A 71-year-old male with a history of BPH had developed a head cold. His current medications include finasteride and tamsulosin.
He tried some loratadine for a day or two for his rhinitis which he decided did not help. At this point, he was already getting a little desperate as he was frustrated that he was having so much trouble sleeping. He spoke with a neighbor who had told him that he uses diphenhydramine 50 mg which makes him a little sleepy, but does the trick for his runny nose. His wife also had some pseudoephedrine in the medicine cabinet and he also began taking that.
Within about 3 days of beginning the diphenhydramine and pseudoephedrine, he noticed that he was having tremendous difficulty passing urine. He was attempting to go every hour or two and very small amounts would come out despite drinking adequate fluids to help with his cold symptoms. His abdominal area began to feel uncomfortable due to pressure from his inability to pass urine.
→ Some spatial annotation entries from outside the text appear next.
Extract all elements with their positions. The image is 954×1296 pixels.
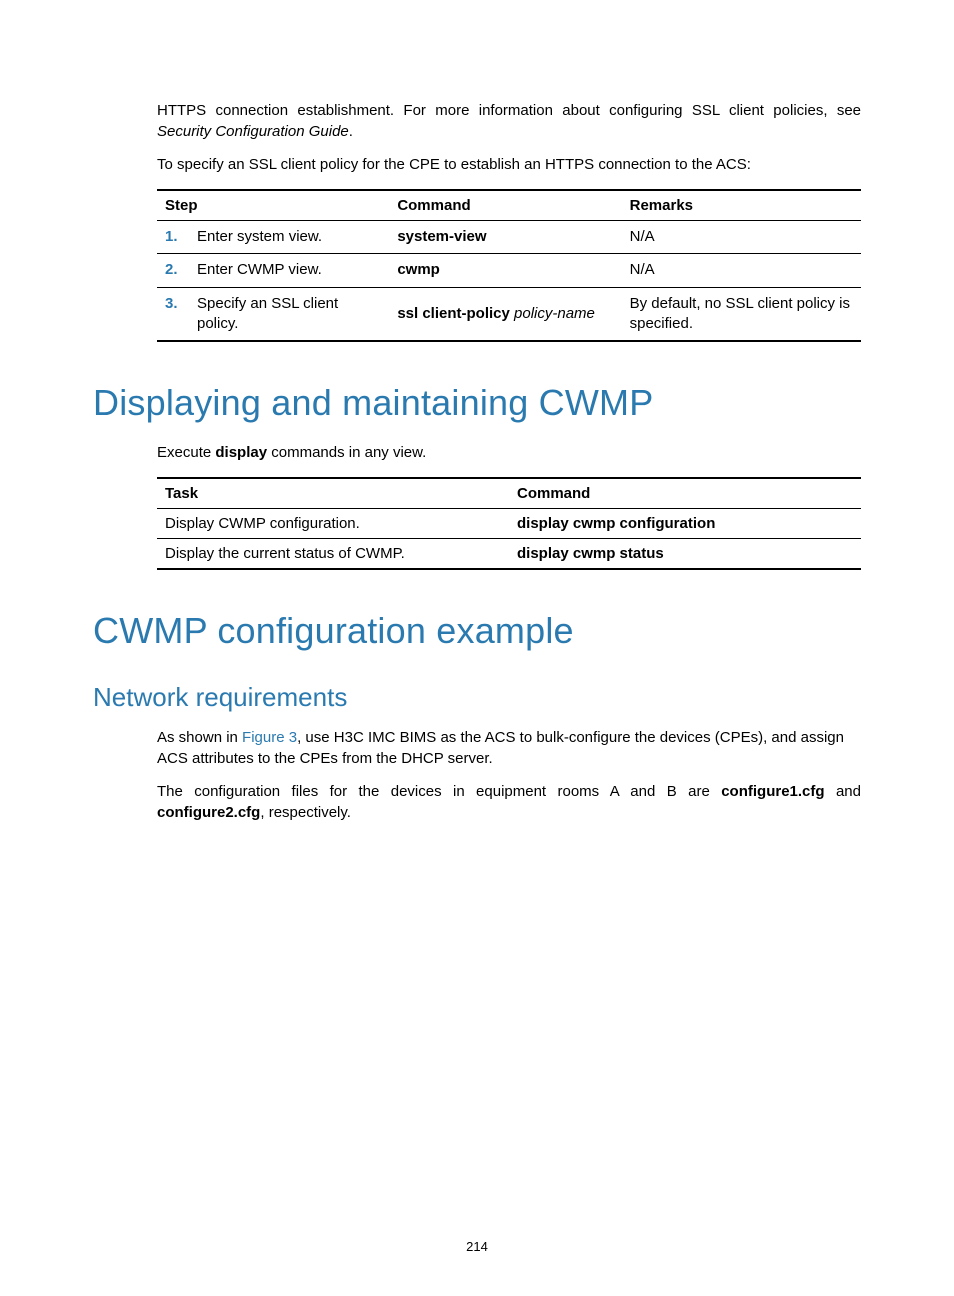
table-row: Display the current status of CWMP. disp… bbox=[157, 539, 861, 570]
config-file-2: configure2.cfg bbox=[157, 804, 260, 821]
command-arg: policy-name bbox=[514, 305, 595, 322]
heading-displaying-maintaining: Displaying and maintaining CWMP bbox=[93, 382, 861, 424]
page-number: 214 bbox=[0, 1239, 954, 1254]
display-sentence: Execute display commands in any view. bbox=[157, 442, 861, 463]
col-command: Command bbox=[509, 478, 861, 509]
intro-block: HTTPS connection establishment. For more… bbox=[157, 100, 861, 342]
intro-paragraph-2: To specify an SSL client policy for the … bbox=[157, 154, 861, 175]
intro-text: HTTPS connection establishment. For more… bbox=[157, 102, 861, 119]
display-block: Execute display commands in any view. Ta… bbox=[157, 442, 861, 570]
config-file-1: configure1.cfg bbox=[721, 783, 824, 800]
col-step: Step bbox=[157, 190, 389, 221]
step-cell: 3. Specify an SSL client policy. bbox=[157, 287, 389, 341]
ssl-steps-table: Step Command Remarks 1. Enter system vie… bbox=[157, 189, 861, 342]
heading-network-requirements: Network requirements bbox=[93, 682, 861, 713]
remarks-cell: N/A bbox=[622, 221, 861, 254]
tasks-table: Task Command Display CWMP configuration.… bbox=[157, 477, 861, 570]
step-number: 2. bbox=[165, 260, 179, 280]
requirements-block: As shown in Figure 3, use H3C IMC BIMS a… bbox=[157, 727, 861, 823]
para2-pre: The configuration files for the devices … bbox=[157, 783, 721, 800]
step-cell: 1. Enter system view. bbox=[157, 221, 389, 254]
command-cell: cwmp bbox=[389, 254, 621, 287]
para2-mid: and bbox=[825, 783, 861, 800]
col-task: Task bbox=[157, 478, 509, 509]
step-text: Enter CWMP view. bbox=[197, 260, 322, 280]
para1-pre: As shown in bbox=[157, 729, 242, 746]
intro-paragraph-1: HTTPS connection establishment. For more… bbox=[157, 100, 861, 142]
step-cell: 2. Enter CWMP view. bbox=[157, 254, 389, 287]
remarks-cell: N/A bbox=[622, 254, 861, 287]
display-bold: display bbox=[215, 444, 267, 461]
step-text: Specify an SSL client policy. bbox=[197, 294, 383, 335]
task-cell: Display the current status of CWMP. bbox=[157, 539, 509, 570]
command-text: system-view bbox=[397, 228, 486, 245]
heading-config-example: CWMP configuration example bbox=[93, 610, 861, 652]
table-row: Display CWMP configuration. display cwmp… bbox=[157, 509, 861, 539]
para2-post: , respectively. bbox=[260, 804, 351, 821]
table-row: 1. Enter system view. system-view N/A bbox=[157, 221, 861, 254]
intro-text-end: . bbox=[349, 123, 353, 140]
step-text: Enter system view. bbox=[197, 227, 322, 247]
guide-reference: Security Configuration Guide bbox=[157, 123, 349, 140]
display-post: commands in any view. bbox=[267, 444, 426, 461]
step-number: 3. bbox=[165, 294, 179, 314]
document-page: HTTPS connection establishment. For more… bbox=[0, 0, 954, 823]
display-pre: Execute bbox=[157, 444, 215, 461]
step-number: 1. bbox=[165, 227, 179, 247]
col-remarks: Remarks bbox=[622, 190, 861, 221]
command-text: cwmp bbox=[397, 261, 440, 278]
figure-link[interactable]: Figure 3 bbox=[242, 729, 297, 746]
command-text: ssl client-policy bbox=[397, 305, 514, 322]
requirements-paragraph-1: As shown in Figure 3, use H3C IMC BIMS a… bbox=[157, 727, 861, 769]
command-cell: display cwmp status bbox=[509, 539, 861, 570]
task-cell: Display CWMP configuration. bbox=[157, 509, 509, 539]
table-row: 2. Enter CWMP view. cwmp N/A bbox=[157, 254, 861, 287]
remarks-cell: By default, no SSL client policy is spec… bbox=[622, 287, 861, 341]
command-cell: ssl client-policy policy-name bbox=[389, 287, 621, 341]
col-command: Command bbox=[389, 190, 621, 221]
table-row: 3. Specify an SSL client policy. ssl cli… bbox=[157, 287, 861, 341]
table-header-row: Task Command bbox=[157, 478, 861, 509]
command-cell: system-view bbox=[389, 221, 621, 254]
command-cell: display cwmp configuration bbox=[509, 509, 861, 539]
table-header-row: Step Command Remarks bbox=[157, 190, 861, 221]
requirements-paragraph-2: The configuration files for the devices … bbox=[157, 781, 861, 823]
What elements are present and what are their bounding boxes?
He and his wife decided that he had better go to the emergency department to see if something else was wrong since he was not passing urine as he felt he should.
In this scenario, the diphenhydramine is highly anticholinergic and likely exacerbated the urinary retention. Adding to his problems, the pseudoephedrine (learn more on this podcast episode) has alpha-agonist activity that would also counteract what the tamsulosin should be helping with managing BPH symptoms. Alternative medication (another newer generation antihistamine, nasal steroid, etc.) with less effect on the prostate should have been utilized if something was necessary for symptom control of his head cold in place of the pseudoephedrine and diphenhydramine.